LONDON (AFP) - Former Swansea manager Michael Laudrup continued to hit out at his "silly" and "incredible" sacking by the Premier League club on Tuesday as he vowed to maintain his legal action against the Welsh side.
A fortnight ago the Denmark football great was dismissed by Swansea, less than a year after guiding the club to the first major trophy in its history - the English League Cup.
At the time Laudrup issued a statement via England's League Managers' Association that he would take legal action against the south Wales side.
Since then he'd said nothing in public about his dismissal but on Tuesday he took the extremely unusual step of calling a press conference at a hotel near London's Heathrow Airport to air his grievances.
"On one part it has been positive to see all the reaction from other clubs and commentators, saying 'what has he done (wrong)? It can't be last year',"
Laudrup, one of the outstanding midfielders of his generation, said. "You can argue that you can't live in the past, but even this year we're there in the FA Cup, there in the Europa League.
"The last two months we had a bad run, but you still have the same points as 11 teams and only three go down.
"On the other hand, it has been negative for me because I couldn't say anything.
"I had to wait nine days for a letter that said a lot of very silly things, which I can't reveal. I was just blocked and then, of course, Michael is not talking so people think what they want. More rumours and more rumours go on."
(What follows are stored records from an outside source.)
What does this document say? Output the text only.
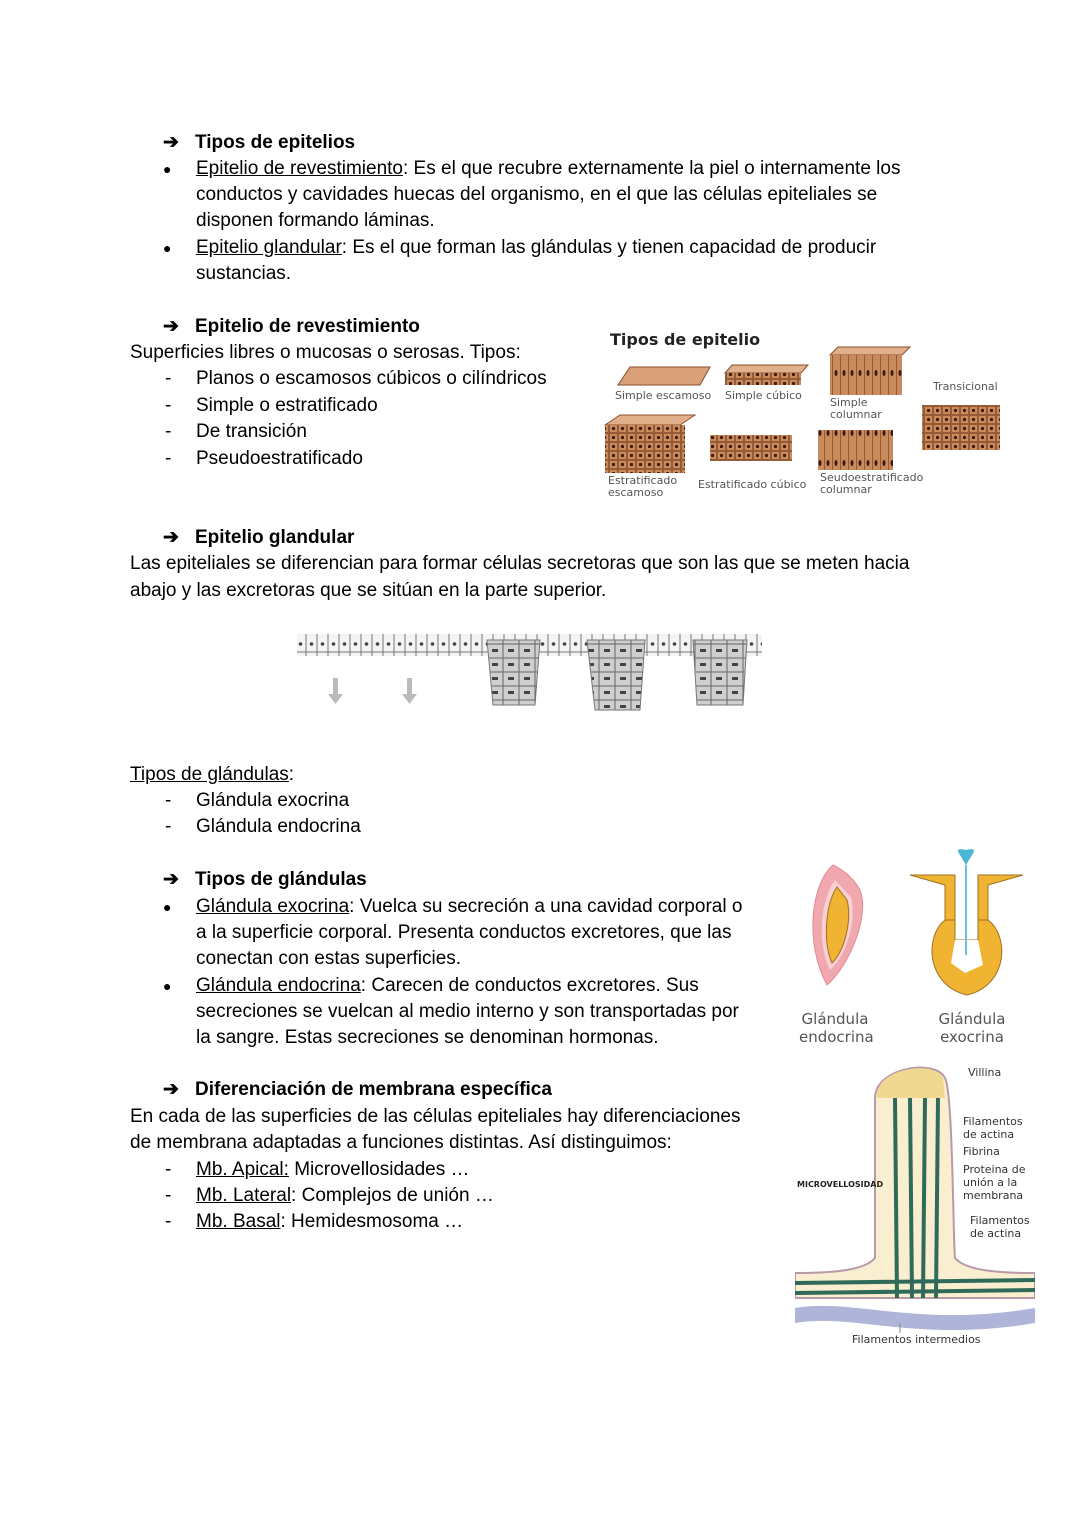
➔ Tipos de epitelios
● Epitelio de revestimiento: Es el que recubre externamente la piel o internamente los
conductos y cavidades huecas del organismo, en el que las células epiteliales se
disponen formando láminas.
● Epitelio glandular: Es el que forman las glándulas y tienen capacidad de producir
sustancias.
➔ Epitelio de revestimiento
Superficies libres o mucosas o serosas. Tipos:
- Planos o escamosos cúbicos o cilíndricos
- Simple o estratificado
- De transición
- Pseudoestratificado
Tipos de epitelio
Simple escamoso Simple cúbico
Simple
columnar
Transicional
Estratificado
escamoso
Estratificado cúbico
Seudoestratificado
columnar
➔ Epitelio glandular
Las epiteliales se diferencian para formar células secretoras que son las que se meten hacia
abajo y las excretoras que se sitúan en la parte superior.
Tipos de glándulas:
- Glándula exocrina
- Glándula endocrina
➔ Tipos de glándulas
● Glándula exocrina: Vuelca su secreción a una cavidad corporal o
a la superficie corporal. Presenta conductos excretores, que las
conectan con estas superficies.
● Glándula endocrina: Carecen de conductos excretores. Sus
secreciones se vuelcan al medio interno y son transportadas por
la sangre. Estas secreciones se denominan hormonas.
Glándula
endocrina
Glándula
exocrina
➔ Diferenciación de membrana específica
En cada de las superficies de las células epiteliales hay diferenciaciones
de membrana adaptadas a funciones distintas. Así distinguimos:
- Mb. Apical: Microvellosidades …
- Mb. Lateral: Complejos de unión …
- Mb. Basal: Hemidesmosoma …
Villina
Filamentos
de actina
Fibrina
Proteina de
unión a la
membrana
Filamentos
de actina
MICROVELLOSIDAD
Filamentos intermedios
Laudrup said he was sacked due to "breach of contract" and, when asked if he could understand why added: "I don't know if I have to use 'silly', other words or 'incredible'. I can't go into details."
However, despite ongoing legal proceedings, Laudrup explained at some length the circumstances that led to his departure from the Liberty Stadium.
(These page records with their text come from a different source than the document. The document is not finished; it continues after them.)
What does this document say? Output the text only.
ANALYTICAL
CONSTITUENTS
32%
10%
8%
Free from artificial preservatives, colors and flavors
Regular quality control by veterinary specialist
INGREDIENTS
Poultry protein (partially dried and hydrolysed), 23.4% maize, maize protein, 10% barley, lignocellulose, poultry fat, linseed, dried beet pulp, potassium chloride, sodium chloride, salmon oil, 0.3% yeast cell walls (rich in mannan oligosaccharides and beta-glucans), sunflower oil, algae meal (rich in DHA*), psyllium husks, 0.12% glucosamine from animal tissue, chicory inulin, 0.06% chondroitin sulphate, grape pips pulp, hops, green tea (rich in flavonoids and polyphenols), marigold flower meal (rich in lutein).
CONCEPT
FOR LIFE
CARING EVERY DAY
He said that as early as mid-January club officials had raised questions regarding his coaching structure before sending him another message after the defeat by West Ham.
Laudrup met with Swansea chairman Huw Jenkins to discuss the situation and thought an agreement had been reached, only for matters to go downhill rapidly.
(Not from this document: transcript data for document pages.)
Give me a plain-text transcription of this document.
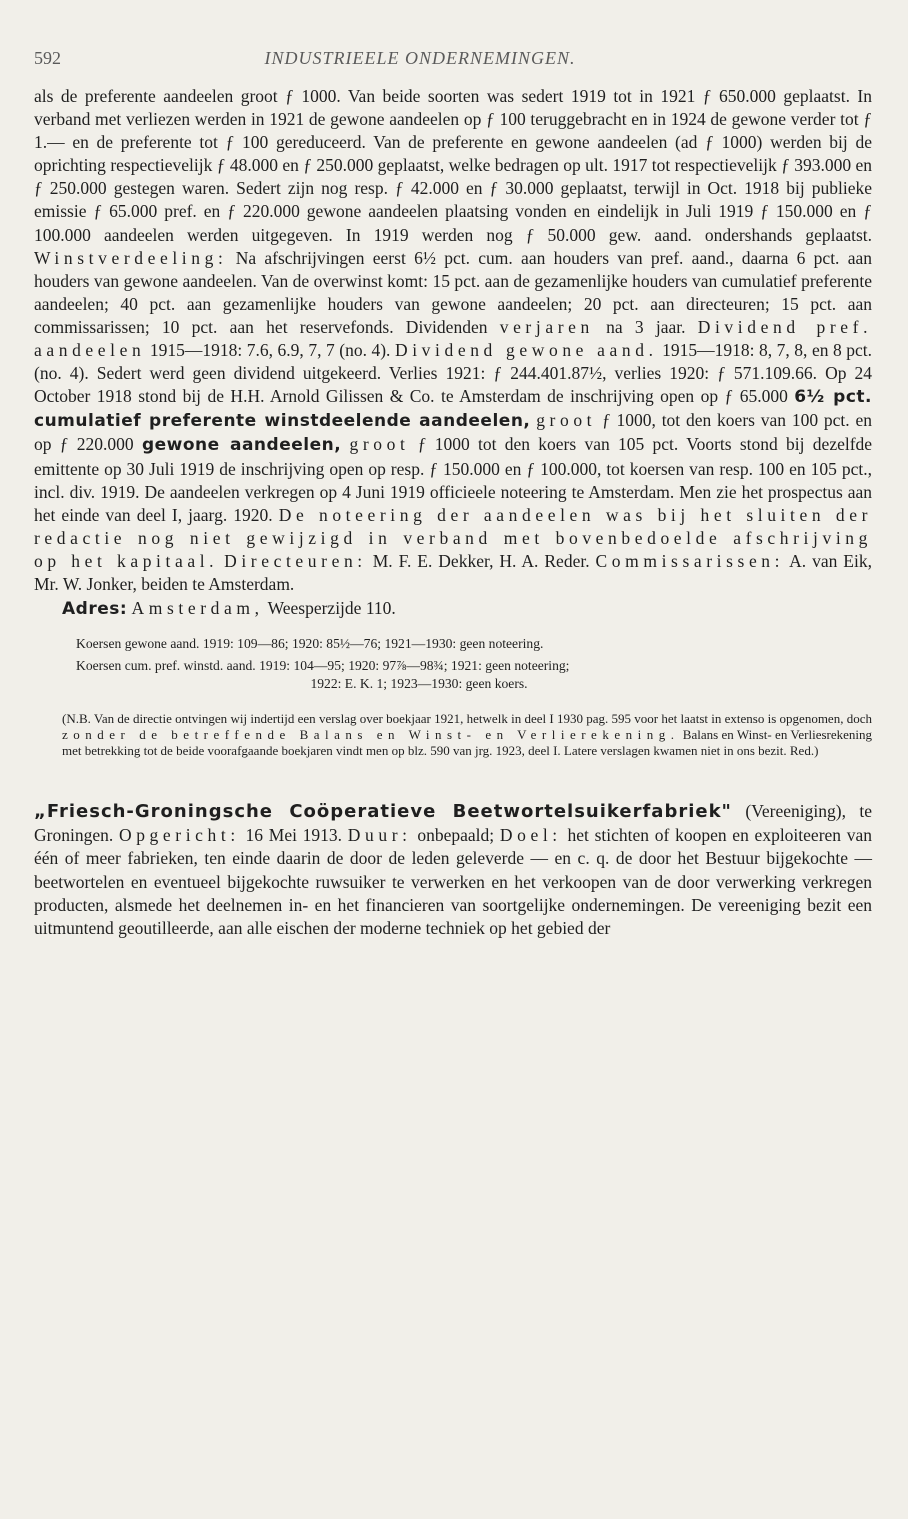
592	INDUSTRIEELE ONDERNEMINGEN.

als de preferente aandeelen groot ƒ 1000. Van beide soorten was sedert 1919 tot in 1921 ƒ 650.000 geplaatst. In verband met verliezen werden in 1921 de gewone aandeelen op ƒ 100 teruggebracht en in 1924 de gewone verder tot ƒ 1.— en de preferente tot ƒ 100 gereduceerd. Van de preferente en gewone aandeelen (ad ƒ 1000) werden bij de oprichting respectievelijk ƒ 48.000 en ƒ 250.000 geplaatst, welke bedragen op ult. 1917 tot respectievelijk ƒ 393.000 en ƒ 250.000 gestegen waren. Sedert zijn nog resp. ƒ 42.000 en ƒ 30.000 geplaatst, terwijl in Oct. 1918 bij publieke emissie ƒ 65.000 pref. en ƒ 220.000 gewone aandeelen plaatsing vonden en eindelijk in Juli 1919 ƒ 150.000 en ƒ 100.000 aandeelen werden uitgegeven. In 1919 werden nog ƒ 50.000 gew. aand. ondershands geplaatst. Winstverdeeling: Na afschrijvingen eerst 6½ pct. cum. aan houders van pref. aand., daarna 6 pct. aan houders van gewone aandeelen. Van de overwinst komt: 15 pct. aan de gezamenlijke houders van cumulatief preferente aandeelen; 40 pct. aan gezamenlijke houders van gewone aandeelen; 20 pct. aan directeuren; 15 pct. aan commissarissen; 10 pct. aan het reservefonds. Dividenden verjaren na 3 jaar. Dividend pref. aandeelen 1915—1918: 7.6, 6.9, 7, 7 (no. 4). Dividend gewone aand. 1915—1918: 8, 7, 8, en 8 pct. (no. 4). Sedert werd geen dividend uitgekeerd. Verlies 1921: ƒ 244.401.87½, verlies 1920: ƒ 571.109.66. Op 24 October 1918 stond bij de H.H. Arnold Gilissen & Co. te Amsterdam de inschrijving open op ƒ 65.000 6½ pct. cumulatief preferente winstdeelende aandeelen, groot ƒ 1000, tot den koers van 100 pct. en op ƒ 220.000 gewone aandeelen, groot ƒ 1000 tot den koers van 105 pct. Voorts stond bij dezelfde emittente op 30 Juli 1919 de inschrijving open op resp. ƒ 150.000 en ƒ 100.000, tot koersen van resp. 100 en 105 pct., incl. div. 1919. De aandeelen verkregen op 4 Juni 1919 officieele noteering te Amsterdam. Men zie het prospectus aan het einde van deel I, jaarg. 1920. De noteering der aandeelen was bij het sluiten der redactie nog niet gewijzigd in verband met bovenbedoelde afschrijving op het kapitaal. Directeuren: M. F. E. Dekker, H. A. Reder. Commissarissen: A. van Eik, Mr. W. Jonker, beiden te Amsterdam.

Adres: Amsterdam, Weesperzijde 110.

Koersen gewone aand. 1919: 109—86; 1920: 85½—76; 1921—1930: geen noteering.

Koersen cum. pref. winstd. aand. 1919: 104—95; 1920: 97⅞—98¾; 1921: geen noteering;
1922: E. K. 1; 1923—1930: geen koers.

(N.B. Van de directie ontvingen wij indertijd een verslag over boekjaar 1921, hetwelk in deel I 1930 pag. 595 voor het laatst in extenso is opgenomen, doch zonder de betreffende Balans en Winst- en Verlierekening. Balans en Winst- en Verliesrekening met betrekking tot de beide voorafgaande boekjaren vindt men op blz. 590 van jrg. 1923, deel I. Latere verslagen kwamen niet in ons bezit. Red.)

„Friesch-Groningsche Coöperatieve Beetwortelsuikerfabriek" (Vereeniging), te Groningen. Opgericht: 16 Mei 1913. Duur: onbepaald; Doel: het stichten of koopen en exploiteeren van één of meer fabrieken, ten einde daarin de door de leden geleverde — en c. q. de door het Bestuur bijgekochte — beetwortelen en eventueel bijgekochte ruwsuiker te verwerken en het verkoopen van de door verwerking verkregen producten, alsmede het deelnemen in- en het financieren van soortgelijke ondernemingen. De vereeniging bezit een uitmuntend geoutilleerde, aan alle eischen der moderne techniek op het gebied der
"We ended up saying we have to stay together, we shook hands and he says 'thank you very much because you want to help the club'," Laudrup said.
"Later that afternoon, while I'm talking on the phone, I receive a mail where it says that due to breach of contract, with immediate effect, my deal is terminated.
"It was just a few hours after we shook hands and, of course, I'm very, very confused.
"I called and I said 'what is going on?' after we shook hands and everything, but he said 'yeah, after thinking' - it was a little difficult to hear what was said."
"I said 'by the way, what does breach mean?' and he couldn't explain that. He didn't really know," added Laudrup, who was replaced by former Swansea player Garry Monk.